Friday, February 22, 2019

48. On the deathbed of profit

Not far from reality: Even a dead man is worth millions for the hospital
to meet its targets in the movie Gabbar is Back
Narrating his pathetic experience at a premier hospital recently, a friend painfully concludes that the cash-strapped middle class is literally on its deathbed. Bereft of empathy for the grievously injured, the hospital held back his patient's admission for want of treatment charges upfront. Isn't the scene of a patient from an alarm-blaring ambulance being off-loaded onto a stretcher and rushed into the hospital emergency anything but passé, relegated instead to our socialist-era memories? With profit being the overriding concern in a market-economy, patient is only a cash-cow to be milked right at the hospital gate. Who knows the cow may not yield anything later?

This reminds me what  Dr P Venugopal, the illustrious heart surgeon, had to say about the business of modern medicine. Said he, `medical thrillers' wildest plots of ruthless profiteering are now common practice'. Into his 90's, my father finds it hard to believe that the swanky hospitals are anything but profit-making entities. To make the system deliver, the super-specialty hospitals do give their doctors monthly/annual targets for the number of scans and surgeries. Such targets extend to other disciplines of medicine too, with the ever eager doctors ready to bring unsuspecting patients under scissor and scalpel. A visit to the hospital is anything but a trap, so will I imagine. 

And I have reasons to say so. Those under health insurance cover are subjected to as many medical tests as available in the book. One test leads to another, and so on. The eye specialist recently told me that I had a remote cataract possibility (projected to occur after a decade) but that she'd want to do some advance tests. A second opinion helped me rest the initiative. I wonder how do those people whose life is not insured handle the hefty medical bills! At the end of the day, sustaining or complicating one's sickness has become doctor's primary interest. The more people fall sick, the more the doctor and the hospital stand to gain! Such is the case that if everybody were to remain healthy, then the doctor will be the only one who will be sick. 

Not all blame need to rest with the doctors though! It is not sheer accident that the things are the way they are, but rather the product of conscious political choices. Scratch the surface and one will find out that the foundations of insurance-driven health care system were laid under the guise of freeing the governments from their primary role as health service provider, helping the capitalist model of health care to make hay as sickness shines. I have kept along my bedside a 2006 book curiously titled 'Screwed', to keep reminding me what author Thom Hartmann had long cautioned that the corporate-driven politics will eventually screw us all. Exceptions apart, a majority is already being screwed, by paying to remain sick in the system. 

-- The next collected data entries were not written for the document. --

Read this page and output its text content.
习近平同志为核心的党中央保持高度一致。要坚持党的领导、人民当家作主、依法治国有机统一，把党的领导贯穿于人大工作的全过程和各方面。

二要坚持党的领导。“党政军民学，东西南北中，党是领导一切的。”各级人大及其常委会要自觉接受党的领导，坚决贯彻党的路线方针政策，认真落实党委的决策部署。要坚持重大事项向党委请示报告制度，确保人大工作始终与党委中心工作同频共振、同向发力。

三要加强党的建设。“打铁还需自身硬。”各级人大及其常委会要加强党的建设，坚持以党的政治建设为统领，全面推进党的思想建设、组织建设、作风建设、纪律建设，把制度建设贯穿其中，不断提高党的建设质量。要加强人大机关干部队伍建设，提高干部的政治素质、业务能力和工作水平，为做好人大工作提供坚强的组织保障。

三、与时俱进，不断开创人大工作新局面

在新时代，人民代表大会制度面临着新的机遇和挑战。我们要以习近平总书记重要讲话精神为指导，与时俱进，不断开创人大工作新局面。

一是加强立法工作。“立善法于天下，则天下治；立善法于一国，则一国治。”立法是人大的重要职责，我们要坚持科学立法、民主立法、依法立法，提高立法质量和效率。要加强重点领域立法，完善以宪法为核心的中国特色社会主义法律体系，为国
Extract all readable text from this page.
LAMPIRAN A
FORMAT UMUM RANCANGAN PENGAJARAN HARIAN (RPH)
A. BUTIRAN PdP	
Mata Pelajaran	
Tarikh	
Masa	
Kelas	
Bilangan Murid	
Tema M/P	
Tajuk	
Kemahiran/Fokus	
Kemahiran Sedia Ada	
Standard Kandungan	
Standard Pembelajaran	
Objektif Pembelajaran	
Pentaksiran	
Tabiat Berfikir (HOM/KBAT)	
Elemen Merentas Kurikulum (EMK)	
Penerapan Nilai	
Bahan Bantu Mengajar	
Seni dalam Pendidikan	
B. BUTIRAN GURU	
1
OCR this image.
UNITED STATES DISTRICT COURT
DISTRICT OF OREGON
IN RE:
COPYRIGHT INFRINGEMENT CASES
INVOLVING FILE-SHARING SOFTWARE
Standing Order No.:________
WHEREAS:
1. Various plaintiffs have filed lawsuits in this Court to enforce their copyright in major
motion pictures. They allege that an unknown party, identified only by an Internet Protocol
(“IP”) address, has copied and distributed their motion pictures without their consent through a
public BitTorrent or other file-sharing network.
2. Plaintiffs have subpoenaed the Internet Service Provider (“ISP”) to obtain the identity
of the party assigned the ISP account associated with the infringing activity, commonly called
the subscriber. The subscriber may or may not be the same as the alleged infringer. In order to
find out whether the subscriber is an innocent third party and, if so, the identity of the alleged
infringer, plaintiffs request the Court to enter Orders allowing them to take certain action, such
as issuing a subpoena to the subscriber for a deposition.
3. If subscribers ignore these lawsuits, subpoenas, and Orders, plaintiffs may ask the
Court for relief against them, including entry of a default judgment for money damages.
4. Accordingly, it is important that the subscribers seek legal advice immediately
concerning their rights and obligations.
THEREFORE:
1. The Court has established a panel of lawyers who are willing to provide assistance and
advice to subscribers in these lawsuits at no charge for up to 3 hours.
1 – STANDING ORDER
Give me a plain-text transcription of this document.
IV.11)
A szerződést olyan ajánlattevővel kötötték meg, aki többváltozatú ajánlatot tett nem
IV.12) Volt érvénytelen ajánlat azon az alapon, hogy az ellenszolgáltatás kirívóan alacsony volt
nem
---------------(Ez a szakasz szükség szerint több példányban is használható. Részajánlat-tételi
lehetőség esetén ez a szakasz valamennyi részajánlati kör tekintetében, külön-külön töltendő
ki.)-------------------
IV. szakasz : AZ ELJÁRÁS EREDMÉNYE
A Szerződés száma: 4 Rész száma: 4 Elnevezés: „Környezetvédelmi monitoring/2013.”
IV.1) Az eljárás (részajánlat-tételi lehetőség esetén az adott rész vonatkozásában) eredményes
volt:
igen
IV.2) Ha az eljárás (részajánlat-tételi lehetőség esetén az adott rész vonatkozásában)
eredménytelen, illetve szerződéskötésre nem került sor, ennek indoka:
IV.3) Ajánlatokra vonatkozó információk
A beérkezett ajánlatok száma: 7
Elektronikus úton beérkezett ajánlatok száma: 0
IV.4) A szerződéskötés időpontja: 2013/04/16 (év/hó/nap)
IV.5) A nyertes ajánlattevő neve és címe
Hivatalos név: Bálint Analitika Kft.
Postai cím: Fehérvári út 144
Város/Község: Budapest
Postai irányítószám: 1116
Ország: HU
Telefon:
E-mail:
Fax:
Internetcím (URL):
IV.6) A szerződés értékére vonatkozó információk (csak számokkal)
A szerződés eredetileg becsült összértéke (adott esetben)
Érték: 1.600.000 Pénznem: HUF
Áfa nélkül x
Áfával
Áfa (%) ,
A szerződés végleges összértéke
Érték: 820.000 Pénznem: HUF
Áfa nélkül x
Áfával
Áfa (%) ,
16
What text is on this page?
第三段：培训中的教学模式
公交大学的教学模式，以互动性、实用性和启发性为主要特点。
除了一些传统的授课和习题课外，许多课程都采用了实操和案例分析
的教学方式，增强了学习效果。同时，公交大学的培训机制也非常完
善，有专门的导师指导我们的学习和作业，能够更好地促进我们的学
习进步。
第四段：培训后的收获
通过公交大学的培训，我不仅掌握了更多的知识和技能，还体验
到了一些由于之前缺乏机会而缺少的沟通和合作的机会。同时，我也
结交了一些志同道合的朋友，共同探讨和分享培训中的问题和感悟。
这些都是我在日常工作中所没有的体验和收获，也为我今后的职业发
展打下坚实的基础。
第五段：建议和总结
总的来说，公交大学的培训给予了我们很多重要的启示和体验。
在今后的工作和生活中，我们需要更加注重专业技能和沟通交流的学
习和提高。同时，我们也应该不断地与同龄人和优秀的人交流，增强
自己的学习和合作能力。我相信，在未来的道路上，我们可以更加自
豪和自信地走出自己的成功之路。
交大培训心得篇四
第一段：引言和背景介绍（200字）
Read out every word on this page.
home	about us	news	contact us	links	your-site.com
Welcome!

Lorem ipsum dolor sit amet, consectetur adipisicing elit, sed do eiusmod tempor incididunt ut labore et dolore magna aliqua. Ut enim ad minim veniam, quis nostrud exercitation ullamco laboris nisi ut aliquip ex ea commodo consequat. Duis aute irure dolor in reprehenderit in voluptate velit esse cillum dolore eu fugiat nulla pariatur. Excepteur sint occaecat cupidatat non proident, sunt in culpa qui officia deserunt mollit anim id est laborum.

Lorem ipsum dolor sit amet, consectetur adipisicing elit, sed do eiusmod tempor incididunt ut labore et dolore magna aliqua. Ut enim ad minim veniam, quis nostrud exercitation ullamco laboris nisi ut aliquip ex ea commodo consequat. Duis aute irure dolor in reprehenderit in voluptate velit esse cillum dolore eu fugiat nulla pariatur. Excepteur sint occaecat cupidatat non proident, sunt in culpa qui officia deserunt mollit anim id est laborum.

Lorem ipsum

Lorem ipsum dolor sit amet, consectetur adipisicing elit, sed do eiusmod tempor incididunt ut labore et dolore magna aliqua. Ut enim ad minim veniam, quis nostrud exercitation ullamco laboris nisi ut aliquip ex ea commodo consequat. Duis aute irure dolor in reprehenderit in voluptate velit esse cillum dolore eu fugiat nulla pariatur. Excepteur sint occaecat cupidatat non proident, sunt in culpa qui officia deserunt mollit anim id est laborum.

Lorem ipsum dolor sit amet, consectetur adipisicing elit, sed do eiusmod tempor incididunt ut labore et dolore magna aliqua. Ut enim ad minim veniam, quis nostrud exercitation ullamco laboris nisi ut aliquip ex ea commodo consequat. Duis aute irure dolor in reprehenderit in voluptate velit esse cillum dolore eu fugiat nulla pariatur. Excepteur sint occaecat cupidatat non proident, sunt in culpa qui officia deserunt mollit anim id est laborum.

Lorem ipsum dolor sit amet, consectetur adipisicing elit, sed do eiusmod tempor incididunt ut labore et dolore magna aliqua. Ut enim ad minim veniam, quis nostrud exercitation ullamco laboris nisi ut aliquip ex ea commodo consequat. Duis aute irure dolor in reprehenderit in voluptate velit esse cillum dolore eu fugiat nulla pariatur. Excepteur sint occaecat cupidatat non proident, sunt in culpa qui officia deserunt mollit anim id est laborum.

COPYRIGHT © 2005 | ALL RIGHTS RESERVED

Sickness has become so much profitable that it is no surprise that every corporate house is into the business of healthcare, and why not? The question is how to get out of this vicious trap. Without a 360 degree shift in how health is perceived, there can hardly be any escape from the sickness treadmill. A Chinese system, developed some two thousand years ago, offers an interesting insight. Under that system the doctor was paid as long as the patient remained healthy. If the patient were to fall sick, then the doctor was not to be paid. In the present system, however, we pay the doctor when we are sick and make the doctor dependent on our sickness. The difference is subtle but profound nonetheless, and worth a careful assessment.

Unless the outdated benefits system that overburdens doctors and traumatizes the vulnerable is condemned, I'm convinced that a vast majority will remain sick and screwed. There is an urgent need to rethink how we manage sickness—for the sake of our economy, our well-being, and our health services.

Feedback: Pallavi Bhardwaj from New York writes that it  is more or less universal now, whether one is  in Delhi, Bengaluru or NYC. In the US, it’s very profitable to be in the healthcare business, as the whole system is rigged. Our monthly healthcare premium for a family of three is higher than our house rent here! That too when my husband gets the insurance through his work. And, we don’t even use a primary care physician or the full annual checkups. Dutch reader Fokke Fennema wonders how long it will take healthcare system in his country to be sucked by privatization!